Taste·Asia

Niislel Salat

Нийслэл салат (Niislel Salat)

Mongolian capital salad — diced potato, carrot, peas, ham, dill pickles and hard-boiled egg in a generous mayonnaise dressing. The Mongolian Olivier salad, served at every banquet table.

Prep30 min
Cook25 min
Serves6
DifficultyEasy
mongoliarussian influencedsaladbanquetcelebration
Niislel Salat

Method

  1. Boil the potatoes whole in their skins for 25 minutes. Cool, peel and dice 1cm.
  2. Boil carrots whole for 18 minutes. Cool, peel and dice 1cm.
  3. Blanch peas in boiling salted water for 90 seconds. Drain.
  4. In a wide bowl, combine the diced potato, carrot, peas, ham, dill pickles, hard-boiled eggs, ice-bathed onion and minced dill.
  5. Add mayonnaise gradually, stirring gently — the mayo should coat everything but the salad shouldn't be drowning in it. Add salt and pepper.
  6. Refrigerate at least 2 hours before serving — the flavours integrate as it sits.

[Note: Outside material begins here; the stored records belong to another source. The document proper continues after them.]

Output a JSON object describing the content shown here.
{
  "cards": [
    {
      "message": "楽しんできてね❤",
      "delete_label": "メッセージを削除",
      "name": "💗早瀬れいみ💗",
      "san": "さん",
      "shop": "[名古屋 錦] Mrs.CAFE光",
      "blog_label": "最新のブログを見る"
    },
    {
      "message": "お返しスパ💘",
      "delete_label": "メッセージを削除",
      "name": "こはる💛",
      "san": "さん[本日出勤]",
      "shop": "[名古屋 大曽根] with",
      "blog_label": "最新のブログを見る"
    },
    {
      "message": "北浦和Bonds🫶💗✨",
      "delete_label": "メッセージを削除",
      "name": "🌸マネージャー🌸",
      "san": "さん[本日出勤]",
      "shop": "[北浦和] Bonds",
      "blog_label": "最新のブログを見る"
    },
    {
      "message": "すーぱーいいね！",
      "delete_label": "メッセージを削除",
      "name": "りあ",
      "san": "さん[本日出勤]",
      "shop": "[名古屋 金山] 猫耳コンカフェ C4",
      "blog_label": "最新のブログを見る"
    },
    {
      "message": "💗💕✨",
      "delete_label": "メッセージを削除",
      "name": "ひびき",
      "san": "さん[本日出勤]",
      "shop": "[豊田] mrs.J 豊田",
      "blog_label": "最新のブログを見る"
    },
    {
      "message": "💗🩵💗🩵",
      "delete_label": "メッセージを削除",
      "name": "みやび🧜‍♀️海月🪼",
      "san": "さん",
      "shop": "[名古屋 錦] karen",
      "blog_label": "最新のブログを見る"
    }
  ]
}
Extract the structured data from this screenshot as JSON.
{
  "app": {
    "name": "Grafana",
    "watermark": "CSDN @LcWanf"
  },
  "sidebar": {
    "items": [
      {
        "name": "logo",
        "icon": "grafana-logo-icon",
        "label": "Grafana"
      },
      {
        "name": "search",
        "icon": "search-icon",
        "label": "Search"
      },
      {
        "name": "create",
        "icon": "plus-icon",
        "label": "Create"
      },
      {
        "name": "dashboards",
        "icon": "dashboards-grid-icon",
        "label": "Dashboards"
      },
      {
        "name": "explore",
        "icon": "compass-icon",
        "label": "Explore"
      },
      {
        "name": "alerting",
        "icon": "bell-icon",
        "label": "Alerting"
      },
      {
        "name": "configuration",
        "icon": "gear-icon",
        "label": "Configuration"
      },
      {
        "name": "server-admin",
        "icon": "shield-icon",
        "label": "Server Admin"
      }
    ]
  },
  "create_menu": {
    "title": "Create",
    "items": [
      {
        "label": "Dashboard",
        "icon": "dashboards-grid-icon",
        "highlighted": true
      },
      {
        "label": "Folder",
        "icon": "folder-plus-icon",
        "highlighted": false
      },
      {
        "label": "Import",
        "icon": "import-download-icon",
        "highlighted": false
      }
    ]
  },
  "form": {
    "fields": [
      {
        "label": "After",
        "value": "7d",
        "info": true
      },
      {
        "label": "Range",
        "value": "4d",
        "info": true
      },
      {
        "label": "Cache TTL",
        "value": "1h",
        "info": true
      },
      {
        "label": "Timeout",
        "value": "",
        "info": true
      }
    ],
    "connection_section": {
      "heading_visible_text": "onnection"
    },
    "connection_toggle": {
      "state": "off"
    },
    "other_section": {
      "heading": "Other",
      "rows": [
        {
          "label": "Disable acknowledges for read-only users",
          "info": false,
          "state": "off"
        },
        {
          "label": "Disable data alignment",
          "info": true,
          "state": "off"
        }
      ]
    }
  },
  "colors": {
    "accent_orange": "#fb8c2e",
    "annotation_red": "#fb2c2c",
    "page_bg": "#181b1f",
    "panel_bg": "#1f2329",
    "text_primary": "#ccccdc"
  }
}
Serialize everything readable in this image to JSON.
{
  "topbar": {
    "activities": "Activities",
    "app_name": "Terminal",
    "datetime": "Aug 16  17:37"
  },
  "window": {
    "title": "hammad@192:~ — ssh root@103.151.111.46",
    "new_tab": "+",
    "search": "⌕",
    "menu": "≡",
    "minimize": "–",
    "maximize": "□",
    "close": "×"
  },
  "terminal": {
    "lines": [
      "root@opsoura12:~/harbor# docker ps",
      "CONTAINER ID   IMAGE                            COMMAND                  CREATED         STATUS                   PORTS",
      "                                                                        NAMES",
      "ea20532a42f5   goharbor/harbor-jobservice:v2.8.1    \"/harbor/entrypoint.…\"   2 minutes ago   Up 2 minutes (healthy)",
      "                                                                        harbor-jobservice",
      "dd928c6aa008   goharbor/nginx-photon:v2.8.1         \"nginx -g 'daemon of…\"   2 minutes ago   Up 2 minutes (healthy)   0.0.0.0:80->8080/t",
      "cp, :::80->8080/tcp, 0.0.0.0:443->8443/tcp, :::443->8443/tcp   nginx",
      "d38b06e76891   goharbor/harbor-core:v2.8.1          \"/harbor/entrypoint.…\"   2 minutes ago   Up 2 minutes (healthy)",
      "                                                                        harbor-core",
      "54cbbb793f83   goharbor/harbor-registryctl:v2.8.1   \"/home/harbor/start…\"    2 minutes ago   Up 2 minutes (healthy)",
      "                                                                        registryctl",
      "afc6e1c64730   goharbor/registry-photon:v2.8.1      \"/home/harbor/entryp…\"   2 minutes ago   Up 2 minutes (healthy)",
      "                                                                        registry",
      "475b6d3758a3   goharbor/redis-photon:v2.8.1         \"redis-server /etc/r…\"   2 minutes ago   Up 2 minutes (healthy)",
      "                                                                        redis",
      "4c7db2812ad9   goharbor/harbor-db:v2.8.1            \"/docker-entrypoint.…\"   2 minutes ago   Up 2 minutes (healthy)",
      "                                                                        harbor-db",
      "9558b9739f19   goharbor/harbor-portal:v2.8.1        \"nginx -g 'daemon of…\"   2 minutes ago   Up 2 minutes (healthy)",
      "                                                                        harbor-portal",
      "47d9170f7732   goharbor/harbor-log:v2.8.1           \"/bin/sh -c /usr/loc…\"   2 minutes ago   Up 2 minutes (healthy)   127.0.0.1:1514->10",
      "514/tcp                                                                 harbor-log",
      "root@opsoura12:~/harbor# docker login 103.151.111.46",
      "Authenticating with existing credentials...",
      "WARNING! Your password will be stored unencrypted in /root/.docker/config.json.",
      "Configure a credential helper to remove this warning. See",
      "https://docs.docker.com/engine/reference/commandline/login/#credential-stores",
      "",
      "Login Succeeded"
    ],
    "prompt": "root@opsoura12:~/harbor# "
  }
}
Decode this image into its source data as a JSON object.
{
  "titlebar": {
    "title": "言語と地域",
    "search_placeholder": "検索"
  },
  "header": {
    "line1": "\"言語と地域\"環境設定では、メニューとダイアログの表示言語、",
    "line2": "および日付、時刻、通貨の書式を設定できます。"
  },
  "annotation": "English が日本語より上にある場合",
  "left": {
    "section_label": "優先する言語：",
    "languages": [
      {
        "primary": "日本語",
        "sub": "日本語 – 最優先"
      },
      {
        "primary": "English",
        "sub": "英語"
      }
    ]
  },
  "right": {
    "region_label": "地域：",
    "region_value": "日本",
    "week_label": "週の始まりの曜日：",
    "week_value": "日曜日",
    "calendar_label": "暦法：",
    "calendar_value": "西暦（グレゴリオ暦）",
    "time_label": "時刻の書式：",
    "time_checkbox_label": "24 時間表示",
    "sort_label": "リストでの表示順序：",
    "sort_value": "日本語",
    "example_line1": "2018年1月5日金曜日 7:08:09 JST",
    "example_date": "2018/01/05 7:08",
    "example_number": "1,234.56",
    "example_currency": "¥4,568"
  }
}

Serve cold as a side at Mongolian banquet meals.

Common questions

Can Niislel Salat be made ahead?
Niislel Salat is best made and eaten the same day, but the components can be prepped earlier — chop and measure the ingredients up to a day ahead, refrigerated separately. Final cooking takes about 25 minutes.
Is Niislel Salat spicy?
Niislel Salat as written is mild to mildly warming — the heat comes from aromatics rather than chili. Add fresh sliced chili or chili oil at the end if you'd like to push it spicier.
Is Niislel Salat vegetarian or gluten-free?
This recipe is suitable for most diets. If you have specific restrictions, the substitutions section in each ingredient note covers the most common swaps.
How hard is Niislel Salat to make at home?
Niislel Salat is approachable for a home cook with basic stove skills — total time about 55 minutes, no special technique required.
Can Niislel Salat be scaled up or down?
This recipe is written for 6 servings. To scale, multiply each ingredient proportionally; the cooking times stay the same up to about double the volume. Beyond that, expect to cook in batches because of pan size and heat distribution.
Cultural Note

Niislel salat is the Mongolian version of Russian Olivier salad — a Soviet-era cultural import that became thoroughly Mongolian. The dish appears at every Mongolian banquet, wedding, and Tsagaan Sar table. The Mongolian preference for very finely diced ingredients distinguishes it from looser Russian preparations. Mongolian niislel salat often uses sausage (kolbasa) instead of ham, reflecting the Russian heritage. The dish is regarded as celebratory food, not everyday.